MUMBAI: Moody's Ratings has affirmed State Bank of India's Baa3 long-term deposit ratings and upgraded the bank's baseline credit assessment (BCA) to Baa3 from Ba1.The agency has also upgraded the additional tier 1 (AT1) securities preferred stock non-cumulative medium term note programme of the bank rating to Ba3 from B1.
The upgrade of the BCA does not result in any change in the deposit ratings because the deposit ratings are already at the same level as the nation’s sovereign rating (Baa3 stable). At the same time, it has maintained a stable outlook on the ratings, where applicable, the agency’s Amit Pandey and Alka Anbarasu said on Monday in a note issued from Singapore.
“The affirmation of SBI's ratings with a stable outlook reflects the bank's large and diversified lending franchise with sound asset quality. SBI has the strongest retail franchise and access to low-cost deposits, and sufficient holdings of liquid government securities support its funding and liquidity.
“The upgrade of the bank's BCA is driven by our expectation that the bank's internal capital generation along with opportunistic external capital raise will improve its capitalization over the next 12-18 months, bringing its standalone credit profile in line with the other similarly rated peers,” Moody’s said.
The agency also expects the bank's loans to grow by 12%, broadly in line with the industry's average loan growth for the fiscal 2026. SBI's consolidated common equity tier 1 ratio (CET1) improved to 11.1% as of March 2025 from 10.3% as of March 2022.
The bank's plan to raise new equity capital and capital gains from the partial sale of its stake in Yes Bank will help improve the CET1 ratio further, supporting balance sheet buffers, it added.SBI's adequate net interest margin, diversified non-interest income and low credit cost support its profitability.

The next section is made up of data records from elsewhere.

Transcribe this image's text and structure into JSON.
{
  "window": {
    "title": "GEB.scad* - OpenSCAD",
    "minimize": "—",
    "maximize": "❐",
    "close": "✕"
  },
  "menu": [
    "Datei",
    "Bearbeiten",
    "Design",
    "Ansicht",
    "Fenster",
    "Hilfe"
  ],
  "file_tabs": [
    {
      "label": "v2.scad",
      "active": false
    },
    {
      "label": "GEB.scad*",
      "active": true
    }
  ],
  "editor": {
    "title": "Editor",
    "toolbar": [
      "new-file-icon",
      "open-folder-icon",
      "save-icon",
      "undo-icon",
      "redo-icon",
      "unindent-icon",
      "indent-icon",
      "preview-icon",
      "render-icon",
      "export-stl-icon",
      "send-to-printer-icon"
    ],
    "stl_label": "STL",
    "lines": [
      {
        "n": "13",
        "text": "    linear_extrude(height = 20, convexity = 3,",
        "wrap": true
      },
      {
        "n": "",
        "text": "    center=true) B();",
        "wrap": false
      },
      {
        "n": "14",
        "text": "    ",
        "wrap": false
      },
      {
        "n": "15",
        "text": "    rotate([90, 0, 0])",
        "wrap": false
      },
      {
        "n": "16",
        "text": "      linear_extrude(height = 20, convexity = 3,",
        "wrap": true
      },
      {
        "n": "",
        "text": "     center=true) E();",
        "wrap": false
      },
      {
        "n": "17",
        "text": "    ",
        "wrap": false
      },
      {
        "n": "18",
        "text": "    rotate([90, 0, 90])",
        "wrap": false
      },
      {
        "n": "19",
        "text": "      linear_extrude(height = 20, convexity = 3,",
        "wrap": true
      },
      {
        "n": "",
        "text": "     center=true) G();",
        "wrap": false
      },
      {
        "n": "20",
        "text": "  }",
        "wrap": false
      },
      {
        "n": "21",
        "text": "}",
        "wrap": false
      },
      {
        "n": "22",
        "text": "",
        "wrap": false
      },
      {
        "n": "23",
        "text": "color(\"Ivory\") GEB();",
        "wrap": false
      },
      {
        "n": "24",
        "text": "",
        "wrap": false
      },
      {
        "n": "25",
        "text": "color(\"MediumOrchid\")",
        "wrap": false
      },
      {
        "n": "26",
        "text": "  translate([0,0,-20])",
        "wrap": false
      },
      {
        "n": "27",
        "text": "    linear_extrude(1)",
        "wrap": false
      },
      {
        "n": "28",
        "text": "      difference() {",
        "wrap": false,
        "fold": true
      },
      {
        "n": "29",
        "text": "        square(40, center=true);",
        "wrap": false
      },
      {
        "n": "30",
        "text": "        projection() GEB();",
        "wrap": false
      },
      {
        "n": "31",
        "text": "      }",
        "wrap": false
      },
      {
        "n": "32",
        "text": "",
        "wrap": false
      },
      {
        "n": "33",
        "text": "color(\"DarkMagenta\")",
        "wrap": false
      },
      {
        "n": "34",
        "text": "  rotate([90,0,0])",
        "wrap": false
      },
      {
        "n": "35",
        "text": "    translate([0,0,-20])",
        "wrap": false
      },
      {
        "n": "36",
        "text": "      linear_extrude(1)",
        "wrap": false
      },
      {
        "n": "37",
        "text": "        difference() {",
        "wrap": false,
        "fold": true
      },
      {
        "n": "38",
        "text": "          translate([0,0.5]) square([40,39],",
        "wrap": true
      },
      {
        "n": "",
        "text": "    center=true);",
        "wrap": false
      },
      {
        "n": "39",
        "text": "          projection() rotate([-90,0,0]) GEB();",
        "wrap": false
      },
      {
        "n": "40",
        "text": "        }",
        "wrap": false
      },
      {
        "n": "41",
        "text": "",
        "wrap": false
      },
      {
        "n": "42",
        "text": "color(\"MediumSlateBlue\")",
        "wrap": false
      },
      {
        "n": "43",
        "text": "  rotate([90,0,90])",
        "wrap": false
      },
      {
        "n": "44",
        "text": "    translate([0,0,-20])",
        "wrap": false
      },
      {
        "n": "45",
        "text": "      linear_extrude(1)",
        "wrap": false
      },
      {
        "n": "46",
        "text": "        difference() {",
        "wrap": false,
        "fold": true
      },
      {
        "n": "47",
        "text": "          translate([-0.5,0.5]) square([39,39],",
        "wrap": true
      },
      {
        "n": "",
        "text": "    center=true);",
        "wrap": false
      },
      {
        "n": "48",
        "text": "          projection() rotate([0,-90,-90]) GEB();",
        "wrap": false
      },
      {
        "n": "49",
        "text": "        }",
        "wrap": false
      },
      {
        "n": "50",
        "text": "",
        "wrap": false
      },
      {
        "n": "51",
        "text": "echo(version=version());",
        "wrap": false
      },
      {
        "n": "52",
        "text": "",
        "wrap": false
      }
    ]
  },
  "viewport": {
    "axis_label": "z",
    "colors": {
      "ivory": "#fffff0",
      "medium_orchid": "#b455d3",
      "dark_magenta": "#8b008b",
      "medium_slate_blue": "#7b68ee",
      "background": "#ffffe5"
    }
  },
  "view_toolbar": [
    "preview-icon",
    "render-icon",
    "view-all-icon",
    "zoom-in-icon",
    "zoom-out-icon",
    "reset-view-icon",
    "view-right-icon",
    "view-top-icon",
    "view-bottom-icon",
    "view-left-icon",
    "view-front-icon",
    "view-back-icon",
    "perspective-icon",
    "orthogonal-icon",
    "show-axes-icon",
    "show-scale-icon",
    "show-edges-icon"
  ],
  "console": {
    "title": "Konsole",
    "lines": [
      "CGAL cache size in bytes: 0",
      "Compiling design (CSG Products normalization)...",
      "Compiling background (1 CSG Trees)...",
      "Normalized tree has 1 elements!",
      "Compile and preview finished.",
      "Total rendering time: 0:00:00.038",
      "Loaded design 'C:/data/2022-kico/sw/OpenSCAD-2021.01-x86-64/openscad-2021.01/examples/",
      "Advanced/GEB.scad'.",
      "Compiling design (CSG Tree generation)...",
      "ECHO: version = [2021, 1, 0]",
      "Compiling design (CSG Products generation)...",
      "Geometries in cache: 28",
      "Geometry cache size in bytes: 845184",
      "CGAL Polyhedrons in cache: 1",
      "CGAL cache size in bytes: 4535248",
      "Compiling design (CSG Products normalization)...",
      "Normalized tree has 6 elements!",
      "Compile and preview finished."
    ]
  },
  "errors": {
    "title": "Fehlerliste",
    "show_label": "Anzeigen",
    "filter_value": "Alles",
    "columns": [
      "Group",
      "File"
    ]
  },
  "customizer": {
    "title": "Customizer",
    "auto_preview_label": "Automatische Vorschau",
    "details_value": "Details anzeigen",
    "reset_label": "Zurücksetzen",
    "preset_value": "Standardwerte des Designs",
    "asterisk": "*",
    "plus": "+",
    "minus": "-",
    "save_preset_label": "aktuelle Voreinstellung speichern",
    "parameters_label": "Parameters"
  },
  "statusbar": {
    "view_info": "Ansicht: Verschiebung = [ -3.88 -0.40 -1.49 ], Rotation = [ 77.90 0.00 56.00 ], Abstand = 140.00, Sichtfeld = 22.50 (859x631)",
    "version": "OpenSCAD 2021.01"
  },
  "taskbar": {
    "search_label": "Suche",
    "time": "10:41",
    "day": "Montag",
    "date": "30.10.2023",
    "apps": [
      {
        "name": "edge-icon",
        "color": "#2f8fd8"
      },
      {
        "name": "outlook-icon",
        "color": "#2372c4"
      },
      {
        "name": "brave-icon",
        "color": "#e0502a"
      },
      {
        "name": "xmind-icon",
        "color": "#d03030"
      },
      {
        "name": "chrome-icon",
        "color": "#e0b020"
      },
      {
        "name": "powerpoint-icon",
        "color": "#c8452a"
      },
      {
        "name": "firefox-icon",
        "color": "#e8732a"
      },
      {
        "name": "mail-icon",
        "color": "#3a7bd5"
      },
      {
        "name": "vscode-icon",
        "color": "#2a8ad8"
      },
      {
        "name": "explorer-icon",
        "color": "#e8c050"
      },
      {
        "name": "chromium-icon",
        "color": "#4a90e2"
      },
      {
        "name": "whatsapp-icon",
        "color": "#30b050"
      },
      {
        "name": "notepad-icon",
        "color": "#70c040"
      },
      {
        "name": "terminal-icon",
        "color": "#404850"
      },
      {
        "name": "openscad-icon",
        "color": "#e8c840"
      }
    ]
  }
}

The bank's return on average assets for fiscal 2025 was 1.1%. We expect profitability to moderate in the next couple of quarters because of policy rate cuts feeding through its lending rates, although the impact will be offset somewhat with a gradual lowering of funding costs in the later half of the fiscal year.
Moody’s expects the bank's asset quality to remain broadly stable with a modest uptick in credit costs from cyclically very low levels. Its corporate book is skewed towards highly rated borrowers while the retail book has a large share of secured products like mortgages and auto loans. SBI's gross nonperforming loan ratio improved to 1.8 as of March 2025 from 2.2% as of March 2024 and compares favorably with the industry average of 2.3% as of March 2025.
Funding and liquidity will continue to be the bank's credit strengths as the largest bank with 23% deposit market share, with most of its funding coming from retail deposits.
The agency considers the resilience of SBI’s asset quality and improving capitalization as an indicator of a more prudent financial strategy. As a result, we have revised SBI's governance issuer profile score to G-2 from G-3 while maintaining the overall credit impact score at CIS-2.